A few days ago, we had quiz and I solved 3/4 of questions, and I realized that the 4th question which was mentioned as wrong. Question was
FIND THE SMALLEST POSITIVE ROOT BY USING NEWTON-RAPHSON METHOD,
I asked what's wrong with my solution, so I had an argument with my calculus teacher, about Newton's method of finding roots, specifically about the initial guess
Example was this: $$\bf f(x)=\cos(3x) + x^3 -2$$ a root lies between 1 and 2
I said professor, that we can choose any points between them as initial guess $\bf x_0$ and had chosen 1.5, so solved.
But, professor said, that we can pick initial guess as following formula:
if f(a)f''(x) > 0 then x0 = aorif f(b)f''(x) > 0 then x0 = b,
I don't really know where she got these conditions, but I didn't reply he mail after this.
I searched google about 2 hours and I DIDN'T FIND any result like that.

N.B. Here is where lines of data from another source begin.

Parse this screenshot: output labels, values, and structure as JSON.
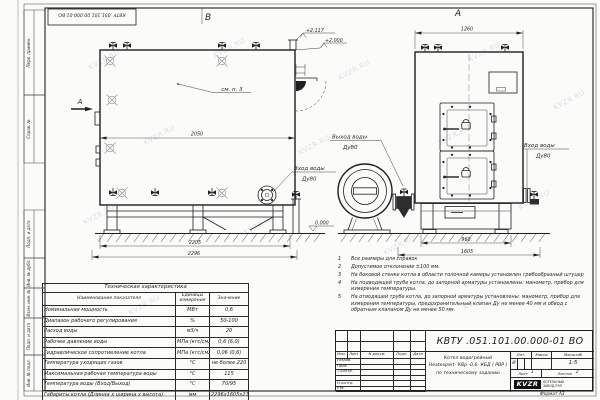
{
  "colors": {
    "line": "#1f1f1f",
    "paper": "#fbfbfa",
    "watermark": "#dbdfe1",
    "logo_bg": "#111111"
  },
  "watermark_text": "KVZR.RU",
  "corner_stamp": "КВТУ .051.101.00.000-01 ВО",
  "margin_labels": [
    "Перв. примен.",
    "Справ. №",
    "Подп. и дата",
    "Инв. № дубл.",
    "Взам. инв. №",
    "Подп. и дата",
    "Инв. № подл."
  ],
  "drawing": {
    "view_b": {
      "label": "В",
      "section_label": "А",
      "callout": "см. п. 3",
      "dim_inner": "2050",
      "dim_base": "2205",
      "dim_overall": "2296",
      "inlet_label": "Вход воды",
      "inlet_dn": "Ду80"
    },
    "middle": {
      "outlet_label": "Выход воды",
      "outlet_dn": "Ду80"
    },
    "view_a": {
      "label": "А",
      "dim_top": "1260",
      "dim_base": "960",
      "dim_overall": "1605",
      "inlet_label": "Вход воды",
      "inlet_dn": "Ду80"
    },
    "elevations": {
      "duct_top": "+2.117",
      "boiler_top": "+2.000",
      "ground": "0.000"
    }
  },
  "notes": {
    "items": [
      {
        "num": "1",
        "text": "Все размеры для справок"
      },
      {
        "num": "2",
        "text": "Допустимое отклонение ±100 мм."
      },
      {
        "num": "3",
        "text": "На боковой стенке котла в области топочной камеры установлен грибообразный штуцер"
      },
      {
        "num": "4",
        "text": "На подводящей трубе котла, до запорной арматуры установлены: манометр, прибор для измерения температуры."
      },
      {
        "num": "5",
        "text": "На отводящей трубе котла, до запорной арматуры установлены: манометр, прибор для измерения температуры, предохранительный клапан Ду не менее 40 мм и обвод с обратным клапаном Ду не менее 50 мм."
      }
    ]
  },
  "tech_table": {
    "title": "Техническая характеристика",
    "col_name": "Наименование показателя",
    "col_units": "Единицы измерения",
    "col_value": "Значение",
    "rows": [
      {
        "name": "Номинальная мощность",
        "units": "МВт",
        "value": "0,6"
      },
      {
        "name": "Диапазон рабочего регулирования",
        "units": "%",
        "value": "50-100"
      },
      {
        "name": "Расход воды",
        "units": "м3/ч",
        "value": "20"
      },
      {
        "name": "Рабочее давление воды",
        "units": "МПа (кгс/см2)",
        "value": "0,6 (6,0)"
      },
      {
        "name": "Гидравлическое сопротивление котла",
        "units": "МПа (кгс/см2)",
        "value": "0,06 (0,6)"
      },
      {
        "name": "Температура уходящих газов",
        "units": "°С",
        "value": "не более 220"
      },
      {
        "name": "Максимальная рабочая температура воды",
        "units": "°С",
        "value": "115"
      },
      {
        "name": "Температура воды (Вход/Выход)",
        "units": "°С",
        "value": "70/95"
      },
      {
        "name": "Габариты котла (Длинна х ширина х высота)",
        "units": "мм",
        "value": "2296х1605х2117"
      }
    ]
  },
  "title_block": {
    "doc_number": "КВТУ .051.101.00.000-01  ВО",
    "designation_line1": "Котел водогрейный",
    "designation_line2": "Heatexpert- КВр -0,6- КБД ( РВР )",
    "designation_line3": "по техническому заданию",
    "col_izm": "Изм.",
    "col_list": "Лист",
    "col_docnum": "N докум.",
    "col_podp": "Подп.",
    "col_data": "Дата",
    "row_razrab": "Разраб.",
    "row_prov": "Пров.",
    "row_tkontr": "Т.контр.",
    "row_nkontr": "Н.контр.",
    "row_utv": "Утв.",
    "lit_label": "Лит.",
    "lit_value": "И",
    "massa_label": "Масса",
    "masshtab_label": "Масштаб",
    "masshtab_value": "1:5",
    "list_label": "Лист",
    "list_value": "1",
    "listov_label": "Листов",
    "listov_value": "2",
    "logo_text": "KVZR",
    "logo_caption_1": "КОТЕЛЬНЫЙ",
    "logo_caption_2": "ЗАВОД РЭП",
    "format_label": "Формат",
    "format_value": "А3"
  }
}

So, I wanted to ask you, who is right here? Me or her? Are we free to choose initial guess as we want, or we have to follow her instructions where it doesn't exist in real life? Or, I wrong, because even in wikipedia, there is no any info's about initial guess.
There is some very common exercise about the Newton method that guarantees convergence in the scalar case.
Consider as base case the one where the function has a sign change and is convex and increasing on the interval $[a,b]$.
Then the tangent $t_a(x)$ at $a$ (function value negative) could be almost horizontal, it could have a root almost anywhere, also outside of the interval. As an example consider $f(x)=x^2+0.1x-0.5$ on the interval $[a,b]=[0,1]$. The tangent in $a=0$ is $t_a(x)=0.1x-0.5$ and has its root $x=5$ well outside the interval. The tangent at $b=1$ is $t_b(x)=2.1(x-1)+0.6$ with its root at $x=\frac57$ inside the interval.
However, the tangent $t_b(x)$ at $b$ (function value positive) is more restricted in its slope and $x$-intercept. It is a supporting line of the convex curve, as is every tangent, thus always below it. Which means that at $a$ the tangent must have a negative value, $t_b(a)\le f(a)<0$, and thus its root $c$ is between $a$ and $b$, inside the interval.
The function value $0=t_b(c)\le f(c)$ at the root of the tangent has to be positive (or $c$ is already the root of $f$), so $b$ can be replaced with this root. The reduced interval $[a,b']=[a,c]$ now satisfies the same conditions. Repeating this observation gives a falling sequence of Newton iterates inside the interval converging to the root.
The other sign combinations of the first and second derivative (concave curve, falling curve) can now be obtained by reflections on the $x$ and $y$ axis, leading to the condition your teacher gave.